Review of available bathtubs and showers suggests that safety was never the major issue in their design. Historically, the development of bathing equipment has been more of chance than conscious design. Institutional equipment has undergone a significant evolution because assisted bathing is very difficult for care-providers. But, the design of common household bathtub/showers has remained virtually unchanged. The earliest known bathtub dates back to the Minoan dynasty in 1700 BC, and its form is almost identical to the bathtub forms that are in use today. The present day bathtubs are much like the Minoan tub, the only difference being they are made of manmade materials and have flowing hot and cold water. Showers are relatively new. The earliest showers were developed for medicinal purposes (e.g. water cure or rain bath) in the early 1800s. Showers became common with the introduction of indoor plumbing. Their design has remained virtually unchanged since the end of the first World War.

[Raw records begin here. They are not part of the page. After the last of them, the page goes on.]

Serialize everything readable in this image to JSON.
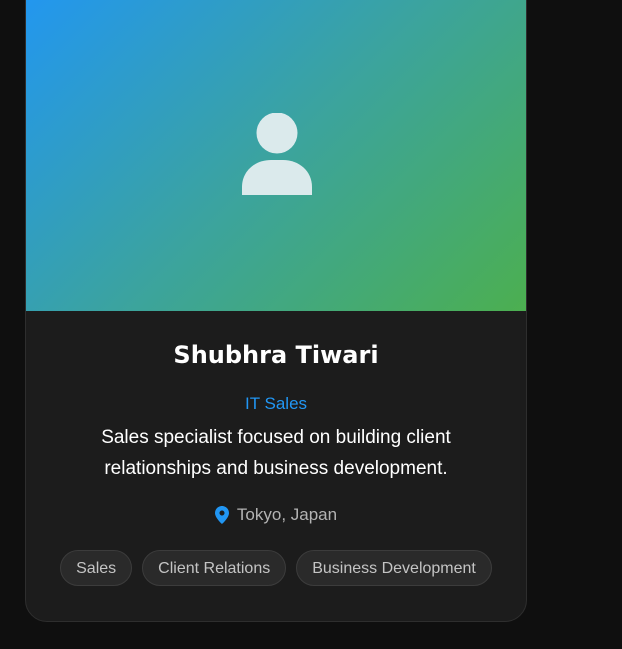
{
  "profile": {
    "name": "Shubhra Tiwari",
    "title": "IT Sales",
    "description": "Sales specialist focused on building client relationships and business development.",
    "location": "Tokyo, Japan",
    "tags": [
      "Sales",
      "Client Relations",
      "Business Development"
    ]
  },
  "icons": {
    "avatar": "user-placeholder-icon",
    "location": "map-pin-icon"
  },
  "colors": {
    "accent": "#2196f3",
    "gradient_start": "#2196f3",
    "gradient_end": "#4caf50",
    "card_background": "#1c1c1c",
    "page_background": "#0f0f0f"
  }
}
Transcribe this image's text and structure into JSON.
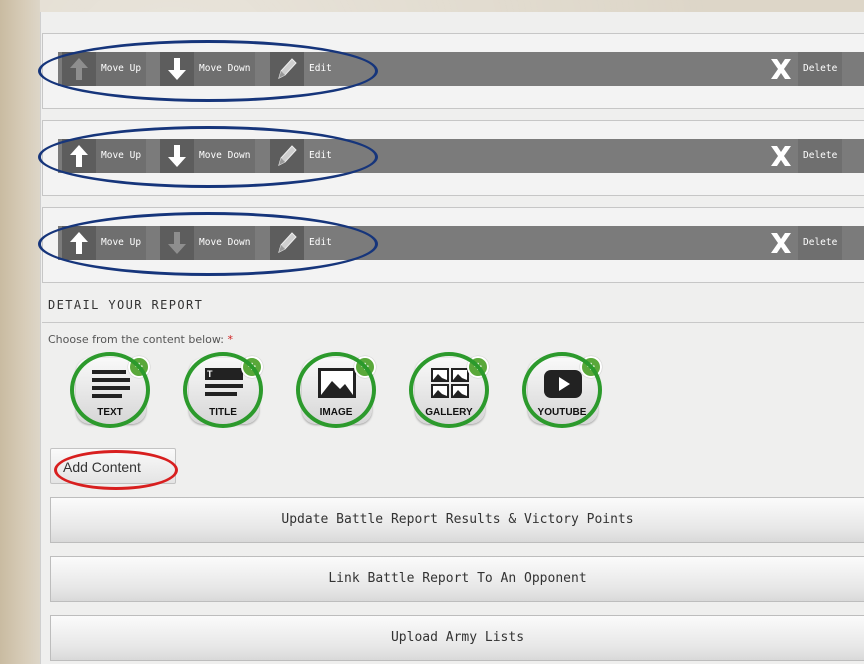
{
  "rows": [
    {
      "move_up": "Move Up",
      "move_down": "Move Down",
      "edit": "Edit",
      "delete": "Delete",
      "up_enabled": false,
      "down_enabled": true
    },
    {
      "move_up": "Move Up",
      "move_down": "Move Down",
      "edit": "Edit",
      "delete": "Delete",
      "up_enabled": true,
      "down_enabled": true
    },
    {
      "move_up": "Move Up",
      "move_down": "Move Down",
      "edit": "Edit",
      "delete": "Delete",
      "up_enabled": true,
      "down_enabled": false
    }
  ],
  "section": {
    "title": "DETAIL YOUR REPORT",
    "choose_label": "Choose from the content below:",
    "required_mark": "*"
  },
  "content_types": [
    {
      "label": "TEXT",
      "icon": "text-lines-icon"
    },
    {
      "label": "TITLE",
      "icon": "title-lines-icon"
    },
    {
      "label": "IMAGE",
      "icon": "image-icon"
    },
    {
      "label": "GALLERY",
      "icon": "gallery-icon"
    },
    {
      "label": "YOUTUBE",
      "icon": "youtube-play-icon"
    }
  ],
  "add_content_label": "Add Content",
  "actions": {
    "update_results": "Update Battle Report Results & Victory Points",
    "link_opponent": "Link Battle Report To An Opponent",
    "upload_lists": "Upload Army Lists"
  },
  "colors": {
    "annotation_blue": "#16357b",
    "annotation_green": "#2c9a2c",
    "annotation_red": "#d81f1f",
    "bar_gray": "#7b7b7b"
  }
}
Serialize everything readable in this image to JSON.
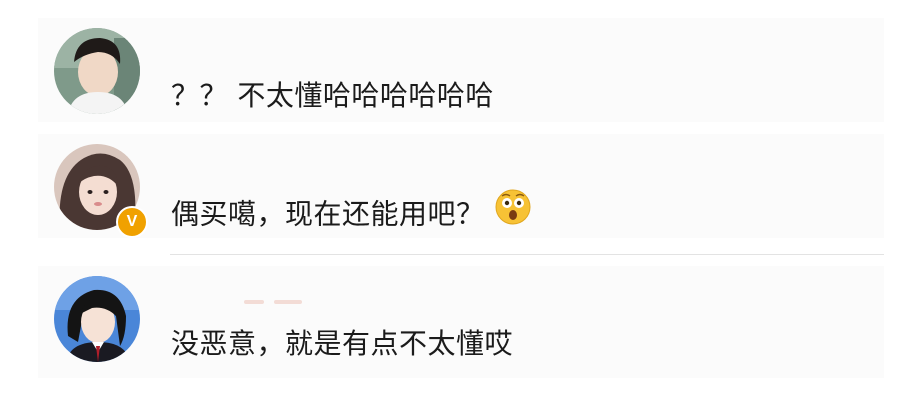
{
  "comments": [
    {
      "text": "？？ 不太懂哈哈哈哈哈哈",
      "verified": false
    },
    {
      "text": "偶买噶，现在还能用吧？",
      "verified": true,
      "verified_badge": "V",
      "emoji": "astonished-face-emoji"
    },
    {
      "text": "没恶意，就是有点不太懂哎",
      "verified": false
    }
  ],
  "colors": {
    "text": "#1b1b1b",
    "row_background": "#fbfbfb",
    "verified_badge": "#f0a100",
    "divider": "#e3e3e3"
  }
}
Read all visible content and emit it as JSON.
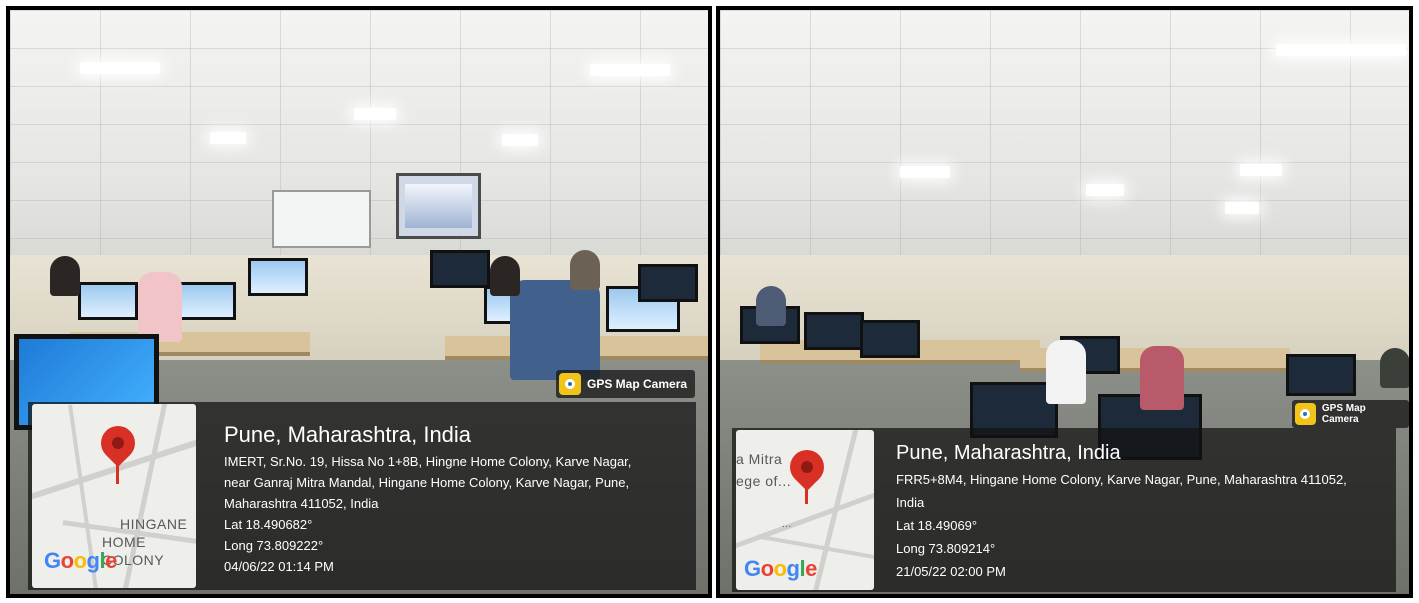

There are many problems with the present designs of bathtubs and showers. First, these products are outdated and they fail to meet the physical needs of the aging population. Adaptive fixtures and equipment are "Band-Aid" solution to complex problems not satisfied by conventional showers and tubs. They highlight failures in conventional design and unresolved problems. Grab bars make up for the absence of adequate support and the need for greater physical security in the bath area. Bath mats overcome the danger of the slippery floor surfaces. They reflect the need for safer footing. Bath seats are a reminder of people's inability to stand while bathing. They point the need for alternative ways of bathing. Second, bathtubs and showers are ability-specific products. They conform only to the functional capabilities and physical needs of young, able-bodied individuals, and place considerable physical and mental demands on the elderly, the children and those with disabilities. For example, the positioning of controls and accessories often require standing and a wide range of motion. Bathtubs and showers require good balance when transferring in and out of them. Third, the design of bathtub/showers do not reflect a lifespan perspective. Conceptually, children begin to bathe on their own by the time they are 6 to 7 years old. They continue to do so as grownups until they are about 50-60 years old. Beyond this age, they begin to inherit equipment-related dependence, followed by people-oriented dependence, and finally dependence on both. Bathtubs and showers do not meet the changing needs of people. They are not responsive to adaptation as people's functional capabilities and physical conditions undergo agerelated changes. For example, when unable to stand and bathe, people sit down while bathing. The loss of reach from a person's restricted movement makes controls and accessories inaccessible. Thus for much of their lives, people either bathe in unsafe conditions or they are dependent on assistance.